Affects Version/s: None
Fix Version/s: AMQ 7.8.0.CR2
We are looking for options to support transparent failover / recovery in the following scenario:
We have multiple datacenters (let's use EAST and WEST as an example)
Messaging clients have an affinity for the "closest" datacenter
Within a single datancenter we have master/slave pairs with synchronous replication (or shared-file)
We would like to stage a second slave in the alternate datacenter, perhaps with asynchronous replication. The alternate would be part of the discovery group (likely jgroups / unicast, going across subnets). During normal operations, replication would occur synchronously to the local slave, but asynchronously to this second slave in the remote datacenter. In the event of a complete datacenter outage, the second slave in the remote DC would become active as a master and clients could transparently fail over to that slave.

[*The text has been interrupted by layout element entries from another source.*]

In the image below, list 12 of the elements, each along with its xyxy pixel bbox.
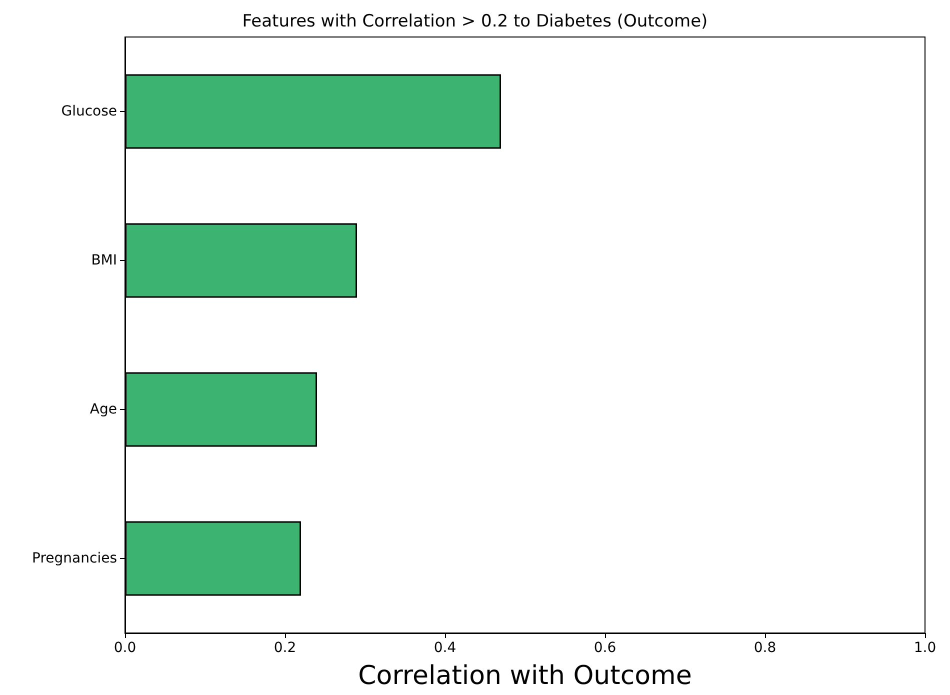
x-tick-label: 0.6: [594, 640, 616, 656]
y-tick-label: Glucose: [61, 104, 117, 120]
x-axis-title: Correlation with Outcome: [358, 661, 692, 691]
x-tick-label: 0.0: [114, 640, 136, 656]
y-tick-label: BMI: [91, 252, 117, 268]
chart-title: Features with Correlation > 0.2 to Diabetes (Outcome): [242, 12, 708, 32]
y-tick-label: Pregnancies: [32, 550, 117, 566]
x-tick-label: 0.8: [754, 640, 776, 656]
x-tick-label: 0.2: [274, 640, 296, 656]
x-tick-label: 1.0: [914, 640, 936, 656]
y-tick-label: Age: [90, 402, 117, 418]
x-tick-label: 0.4: [434, 640, 456, 656]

With async replication, there would be a possibility that the second slave would be "behind" the locally replicated pair, so some possibility of duplicate / missing messages would occur.
Recovery from the failure: The remote broker would eventually be "ahead" of the primary master/slave pair and would need to be resynced - possibly introducing a pause in service upon recovery.
"Local" network outage: If connection fails only between the two datacenters, it would be possible for the remote slave to be active while the local pair is still servicing requests. This could be addressed by some sort of connection prioritization to prevent clients from attaching to the remote broker. Upon recovery, some means of determining which direction to sync state would be needed (e.g. detect that remote slave is not "ahead" of local pair and resume replication in the "normal" direction from the master to the remote slave).